Няньки (мой, уже изданный, фантастический роман) часть 12
Няньки (мой, уже изданный, фантастический роман) часть 13
Няньки (мой, уже изданный, фантастический роман) часть 14
Няньки (мой, уже изданный, фантастический роман) часть 15
Няньки (мой, уже изданный, фантастический роман) часть 16
Няньки (мой, уже изданный, фантастический роман) часть 17
Няньки (мой, уже изданный, фантастический роман) часть 18
Автор: Волченко Павел Николаевич
Аннотация:
Главные герои, выходцы из рабочего квартала, еще в детском возрасте попадают в некий концентрационный лагерь. Им приходится пройти через боль, унижения, тяжелую физическую, моральную и интеллектуальную подготовку. Зачем? Неизвестно, до того самого момента, пока не вступает в силу план заселения миров – распространения человечества – своего рода глобальный социальный эксперимент. Пройдя через все этапы взросления, через долгую жизнь, через осознание себя и мира вокруг, они понимают причины своей подготовки. Действо развивается на фоне неизвестного мира – новой, дикой планеты, где имеются некие «артефакты» - неизвестные, непонятные сферы с возможностью как телепортации, так и простого, ускоренного перемещения в пространстве. Артефакты не позволяют использовать металл, восприимчивы к агрессии – препятствуют ей.
Основная идея произведения: приходит время, когда боги становятся не нужны, а нужны няньки, поводыри, что проведут сквозь тьму и кровь мира и выведут во дни благоденствия.
- А, - он все таки смог подняться на ноги и детвора взирала на него с какой-то обидой даже. А один, самый маленький и самый чумазый, так и вовсе ухватил Саати за ногу, и тужился бедный, тщась повалить гиганта наземь в одиночку, - вас жду.
- Кого это, нас?
- Тебя, всех остальных.
- А остальные будут? Кто?
- Мужики все.
- А, - почесал затылок Ваку-ваку, - а я то, дурак, думал, что только мне Атхи-ко поутру приказала к храму явиться.
- Не, Ваку, все придут.
Чем выше поднималось солнце, тем люднее становилась на площади. Детвора все еще была тут, но притихла, особенно не шумели – понимали, что сейчас произойдет что-то важное. Последним пришел Гоха, за что и получил подзатыльник от Саати.
- Ты где шлялся?
- Спал я…
- Еще раз так поздно придешь, я тебе таких отвешу! Понял?

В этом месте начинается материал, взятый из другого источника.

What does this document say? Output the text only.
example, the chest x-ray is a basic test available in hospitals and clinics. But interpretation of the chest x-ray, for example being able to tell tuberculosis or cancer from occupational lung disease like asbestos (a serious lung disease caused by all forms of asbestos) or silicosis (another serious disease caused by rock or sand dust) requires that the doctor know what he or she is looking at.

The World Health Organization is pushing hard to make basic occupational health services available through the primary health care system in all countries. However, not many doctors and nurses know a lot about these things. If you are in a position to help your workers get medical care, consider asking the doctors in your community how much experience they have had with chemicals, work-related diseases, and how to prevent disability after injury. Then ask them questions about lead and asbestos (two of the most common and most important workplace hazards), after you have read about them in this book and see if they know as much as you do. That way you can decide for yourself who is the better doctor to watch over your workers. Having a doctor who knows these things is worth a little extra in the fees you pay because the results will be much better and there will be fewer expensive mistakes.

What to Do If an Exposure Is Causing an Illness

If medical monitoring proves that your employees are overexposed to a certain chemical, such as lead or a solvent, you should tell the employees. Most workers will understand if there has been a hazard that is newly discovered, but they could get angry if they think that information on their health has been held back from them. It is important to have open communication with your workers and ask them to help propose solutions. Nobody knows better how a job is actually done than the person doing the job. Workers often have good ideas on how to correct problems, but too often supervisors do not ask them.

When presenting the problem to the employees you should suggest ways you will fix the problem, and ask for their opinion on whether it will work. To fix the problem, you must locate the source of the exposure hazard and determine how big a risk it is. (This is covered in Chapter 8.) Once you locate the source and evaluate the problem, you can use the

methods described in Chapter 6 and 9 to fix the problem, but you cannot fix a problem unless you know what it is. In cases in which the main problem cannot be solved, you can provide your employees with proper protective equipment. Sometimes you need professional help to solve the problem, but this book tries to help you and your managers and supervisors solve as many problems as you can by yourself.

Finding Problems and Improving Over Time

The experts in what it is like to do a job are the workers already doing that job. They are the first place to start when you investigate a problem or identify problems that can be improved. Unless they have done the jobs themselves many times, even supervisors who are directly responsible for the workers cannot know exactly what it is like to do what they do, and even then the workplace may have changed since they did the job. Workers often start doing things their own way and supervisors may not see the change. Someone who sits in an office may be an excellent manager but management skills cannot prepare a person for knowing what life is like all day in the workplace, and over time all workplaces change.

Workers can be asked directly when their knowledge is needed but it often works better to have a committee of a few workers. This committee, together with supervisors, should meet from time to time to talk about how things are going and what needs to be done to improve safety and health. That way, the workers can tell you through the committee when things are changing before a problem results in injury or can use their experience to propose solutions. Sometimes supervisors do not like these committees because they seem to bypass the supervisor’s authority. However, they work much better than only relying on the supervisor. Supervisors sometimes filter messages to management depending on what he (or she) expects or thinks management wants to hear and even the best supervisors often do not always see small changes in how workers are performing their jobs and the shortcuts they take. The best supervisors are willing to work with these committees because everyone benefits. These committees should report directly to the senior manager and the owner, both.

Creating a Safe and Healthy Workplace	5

- Да… - сказал Гоха гнусаво, и стало смешно, рассмеялась и детвора, и мужики загоготали басовито, раскатисто.
- Ладно! Тихо все! Тихо! – Саати вскинул руки, смех угас, все взгляды обратились на Саати. – Вам явилась Атхи-ко и повелела явиться к храму? – то ли спросил, то ли заявил он. Мужики послушно закивали гривастыми головами. – Мне же сегодня ночью тоже явилась Атхи-ко и повелела, чтобы я передал вам опыт великого воина, карающей длани самого Яхова, бога Роома! – повисла тишина. Мужики уставились на него так, будто впервые увидели своего соплеменника, а тот карапуз, что раньше пытался повалить Саати, громко ойкнул и быстро спрятался за папку – только один глаз испуганный из-за плеча выглядывает, да взлохмаченные волосы торчком стоят. Саати облизнул губы, собрался с силами и попытался сказать наиболее возвышенно, наиболее крепко, сильно, мощно, так, будто его устами говорят сами боги. – Великий Роом познал, что придет на нашу землю злой враг, и будет он рубить нещадно нас, детей наших, и жен. И будет враг этот богохулен, и сожжет он храм прекрасной Атхи-ко, - он тут же понял, что сказал глупость. Ведь в свое время Роман как раз храм и спалил, до углей, и потому тут же попытался сделать сожжение храма вещью мелкой, незначительной, - и саму Атхи-ко сможет покарать, пронзить копьем её сердце и принести смерть всему доброму в этом мире!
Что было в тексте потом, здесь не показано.